Agriculture et environnement : convention de coopération scientifique et technique

Jeudi 11 avril 2019

Les ministres de l’Environnement et des Energies renouvelables et de l’Agriculture, du Développement rural et de la Pêche ont procédé, hier, à Alger, à la signature d’une convention de coopération scientifique et technique dans le domaine de l’environnement marin.

Fatima Zohra Zerouati a fait savoir à cette occasion que cette rencontre constitue une étape « importante » vers le développement durable et affirmé que ce partenariat a pour objectif d’assurer la sécurité alimentaire du pays et, par la même, la sécurité nationale. « A cet égard, lorsque l’on évoque ce type de développement, nous faisons directement écho à l’impérieuse nécessité de protéger le capital environnemental de notre pays. Cela exige de notre part de protéger notre importante bande côtière et forestière

. C’est donc, à ce titre, que les pouvoirs publics ont mis en place une stratégie intersectorielle, complète, allant dans ce sens et ce, à l’horizon 2030 », a expliqué la ministre de l’Environnement et des Energies renouvelables, soulignant que cette stratégie est inclusive et consensuelle. De son côté, Cherif Omari a déclaré que cet accord éminemment fructueux s’inscrit dans la volonté de « protéger » notre bande côtière, sa faune ainsi que sa flore, et de « renforcer » la production halieutique. « Cette convention permettra, par ailleurs, de protéger tant l’écologie que l’environnement et de renforcer les capacités scientifiques et techniques des coopérants pour aller vers le développement durable.

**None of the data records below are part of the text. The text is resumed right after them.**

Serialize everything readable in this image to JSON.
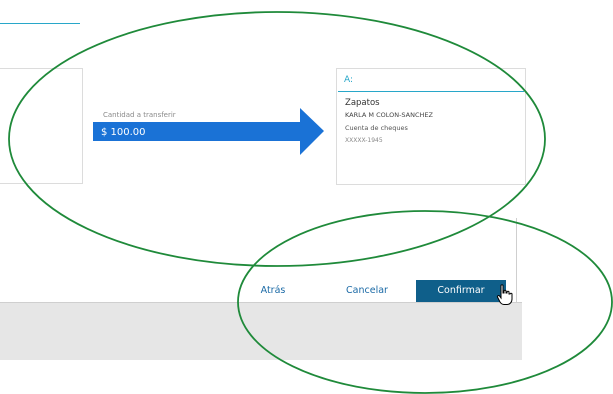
{
  "transfer": {
    "amount_label": "Cantidad a transferir",
    "amount": "$ 100.00"
  },
  "to_account": {
    "heading": "A:",
    "name": "Zapatos",
    "holder": "KARLA M COLON-SANCHEZ",
    "type": "Cuenta de cheques",
    "number": "XXXXX-1945"
  },
  "actions": {
    "back_label": "Atrás",
    "cancel_label": "Cancelar",
    "confirm_label": "Confirmar"
  },
  "colors": {
    "accent": "#28a7c9",
    "arrow": "#1a72d6",
    "confirm_bg": "#0f5f8a",
    "annotation": "#1f8a3a"
  },
  "icons": {
    "transfer_arrow": "right-arrow-icon",
    "cursor": "hand-pointer-icon"
  }
}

Outre les zones marines et rurales, les forêts doivent, également, bénéficier de cet appui scientifique et technique », a estimé le ministre de l’Agriculture, du Développement rural et de la Pêche. Pour rappel, lors d’une précédente déclaration à la presse, le directeur général de la pêche et des ressources halieutiques, Taha Hamouche, avait affirmé que la surveillance environnementale permet au secteur de « mieux gérer » l’effort de pêche et de classer les zones de pêche et d’aquaculture suivant les normes de sécurité sanitaire nationales et internationales. L’environnement marin et le littoral subissent une charge polluante urbaine et industrielle dont l’impact sur le milieu marin et les produits halieutiques est à surveiller et à évaluer périodiquement.

En collaboration avec plusieurs institutions d’analyse et de recherche intersectorielles, la Direction générale de la pêche et de l’aquaculture dépendant du ministère de l’Agriculture, du Développement rural et de la Pêche avait mis en place un dispositif de suivi et d’évaluation de l’état de salubrité des milieux et des produits de la pêche.